Мужчина выносит вперед костыли. Потом, опершись на них, бойко выбрасывает вперед свою ногу. «Жжик, жжик…»– поскрипывают на утоптанном снегу костыли. «Жжи…» – скрипит по снегу сапог.
Он, мужчина, как видно, малость пьян. И, прыгая да своей одной вдоль очереди, нежно поглядывает на женщин – на всех подряд. Лукаво улыбается им, подмигивает. А они все до одной чуть поворотились и смотрят на диковину – на мужчину, вдруг появившегося днем на улице этого сибирского городка. И смотрят во все глаза. Кто смущенно и застенчиво. Кто ласково и жалостно. Кто с простодушным любопытством.
Безногий солдат браво скачет на костылях вдоль очереди. Долго. Очередь длинна.
И женщины, когда он приближается, прихорашиваются наспех: оттягивают платки у лба и подбородка, трогают волосы, оправляют телогрейки. И смотрят, смотрят, провожают взглядом… Потом уж начинаются пересуды.
– Бедолага…
– Такой еще молоденький, а калека.
– Зато живой. Теперь до самой смерти – живой.
– Была б голова на плечах…
– Кабы мой хоть таким, да вернулся!
– …Обещали побывку.
– Третий год уж…
– …С нашей улицы паскуда одна. Можете представить? С немцем живет…
Я вздрагиваю. Мне знаком этот голос. Не впервые я слышу его здесь, в очереди за хлебом. И, каюсь, я ни разу не посмел оглянуться, чтобы увидеть кто. А она всегда об одном, все о том же:
– Ей-богу, не вру – с немцем. Гансом его звать. Хоть у соседей спросите… И не скрывается даже, шкура…
Кто-то тянет меня за рукав.
Это Танька. Она стоит рядом маленькая, тощая, похожая на головастика: грубый суконный платок сорок раз обмотан вокруг головы. Огромные глазищи на худом и бескровном, посиневшем от стужи лице. Глазищи смотрят на меня строго, предупреждая: «Молчи. Будто ты не слышишь. Молчи…»
Но я и так молчу.
Эти минувшие годы многому научили меня. Научили молчать. Научили сносить обиды, понимать, что всем тяжко, что всех ожесточила, замордовала война. Научили не думать о том, что невозможно осмыслить, что все равно не укладывалось в голове, сколько ни думай…
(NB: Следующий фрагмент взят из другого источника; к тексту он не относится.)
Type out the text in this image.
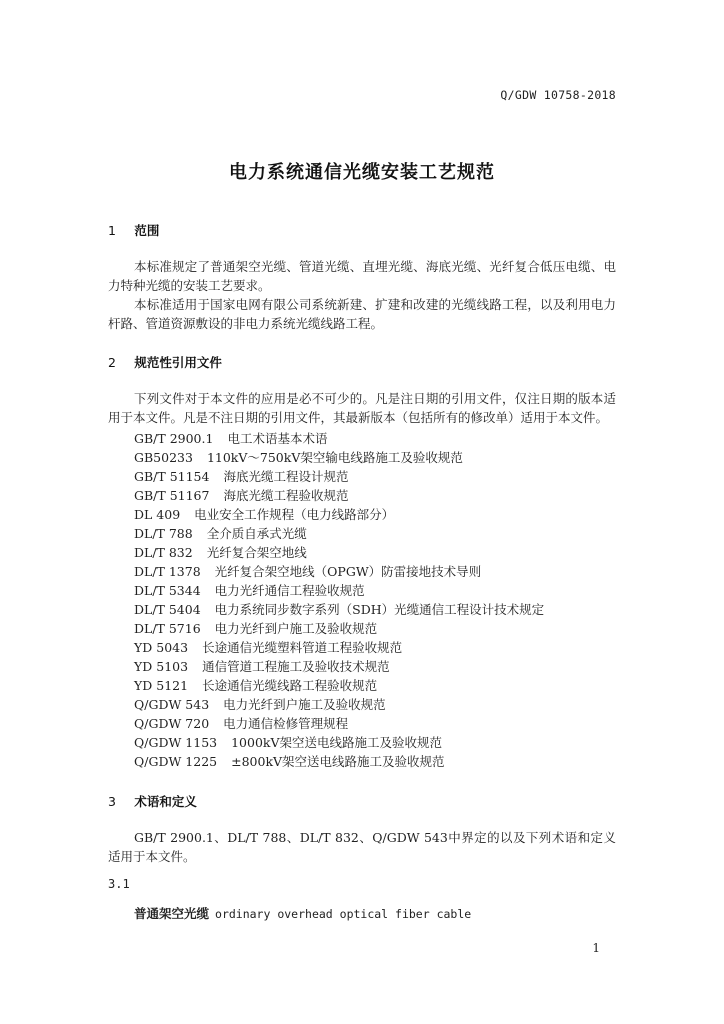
Q/GDW 10758-2018
电力系统通信光缆安装工艺规范
1 范围

本标准规定了普通架空光缆、管道光缆、直埋光缆、海底光缆、光纤复合低压电缆、电力特种光缆的安装工艺要求。

本标准适用于国家电网有限公司系统新建、扩建和改建的光缆线路工程，以及利用电力杆路、管道资源敷设的非电力系统光缆线路工程。

2 规范性引用文件

下列文件对于本文件的应用是必不可少的。凡是注日期的引用文件，仅注日期的版本适用于本文件。凡是不注日期的引用文件，其最新版本（包括所有的修改单）适用于本文件。

GB/T 2900.1 电工术语基本术语
GB50233 110kV～750kV架空输电线路施工及验收规范
GB/T 51154 海底光缆工程设计规范
GB/T 51167 海底光缆工程验收规范
DL 409 电业安全工作规程（电力线路部分）
DL/T 788 全介质自承式光缆
DL/T 832 光纤复合架空地线
DL/T 1378 光纤复合架空地线（OPGW）防雷接地技术导则
DL/T 5344 电力光纤通信工程验收规范
DL/T 5404 电力系统同步数字系列（SDH）光缆通信工程设计技术规定
DL/T 5716 电力光纤到户施工及验收规范
YD 5043 长途通信光缆塑料管道工程验收规范
YD 5103 通信管道工程施工及验收技术规范
YD 5121 长途通信光缆线路工程验收规范
Q/GDW 543 电力光纤到户施工及验收规范
Q/GDW 720 电力通信检修管理规程
Q/GDW 1153 1000kV架空送电线路施工及验收规范
Q/GDW 1225 ±800kV架空送电线路施工及验收规范
3 术语和定义

GB/T 2900.1、DL/T 788、DL/T 832、Q/GDW 543中界定的以及下列术语和定义适用于本文件。

3.1
普通架空光缆 ordinary overhead optical fiber cable
1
Снова заныла обросшая инеем пружина на магазинной двери. Очередь ожила. Еще десятеро, неистово толкаясь, напирая, гомоня, ринулись в проем. Но нам еще далеко. Нам еще битый час коченеть тут, на холоду.
Я вспомнил другое.
Мы ведь не сразу, не в первую эвакуацию добрались до Сибири. Сначала завод, на котором работали Ма и Ганс, откочевал на Волгу, к Сталинграду. Там мы жили почти целый год. Покуда немцы не подошли к этому пределу. И мы снова очутились на колесах.
В ночь, когда наш эшелон переправляли на пароме через Волгу, город уже горел, как свеча; густо чадили бензосклады, пылали подожженные термитом лесобиржи, пламень лизал железо и камень, землю и воду; «юнкерсы» кружились над переправой, пикировали, опоражнивая бомбовые люки и раздирая душу воем сирен, – в ту страшную ночь я беспамятно спал на нарах теплушки: Ма украдкой скормила мне крепкую дозу снотворного, чтобы если случится, то во сне… А наутро, когда я проснулся, вокруг царила тишина. В окошке благостно синело небо. По крыше вагона – нары громоздились под самый потолок, наша была верхняя – скакали с веселым чириканьем воробьи. Поезд стоял. Значит, мы уже в Заволжье? Интересно, что за станция…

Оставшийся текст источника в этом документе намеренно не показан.